Layer 1 uses SVG/HTML for deterministic math and positioning; Layer 2 uses image gen for visual style, treating the SVG export as a ControlNet-style reference image.
Workflow is fully automatable: Claude Code or Codex can generate the SVG, pass it to Gemini Pro, and apply the style prompt end-to-end.
Results are not perfect every time; the method improves reliability but does not guarantee pixel-accurate output on every run.

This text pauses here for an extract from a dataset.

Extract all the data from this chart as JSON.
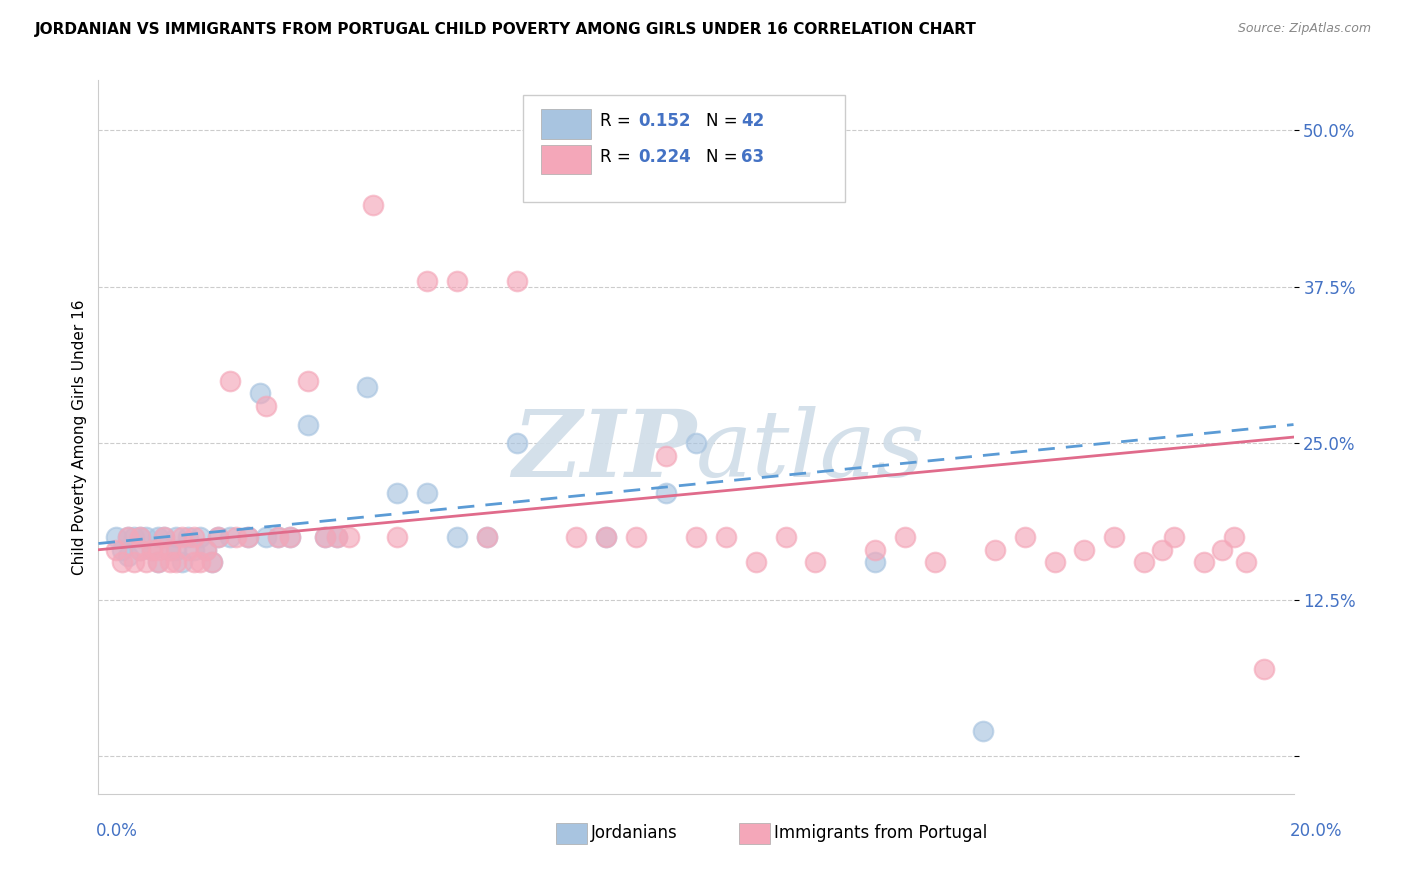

Hacker News Comment Review
Veteran SD users note this is essentially img2img with a code-generated base, a technique common since early Stable Diffusion and ControlNet days, making the “discovery” framing feel overstated.
Commenters debate whether text/number failures reflect fundamental LLM limitations or just unsolved engineering, citing rapid progress on tasks once deemed impossible (character counting, phonetics).
A mirrored idea surfaced: use image gen first to produce a photorealistic reference, then trace it into SVG, inverting the pipeline for tasks like complex SVG illustration.
Notable Comments
@dllu: Proposes the inverse pipeline: generate a photorealistic image first, then have an LLM trace it into SVG for tasks like “pelican riding a bike.”
@IdiotSavage: Notes that even with precise prompts, style details like “low-angle” and “artisanal” are quietly ignored by the model.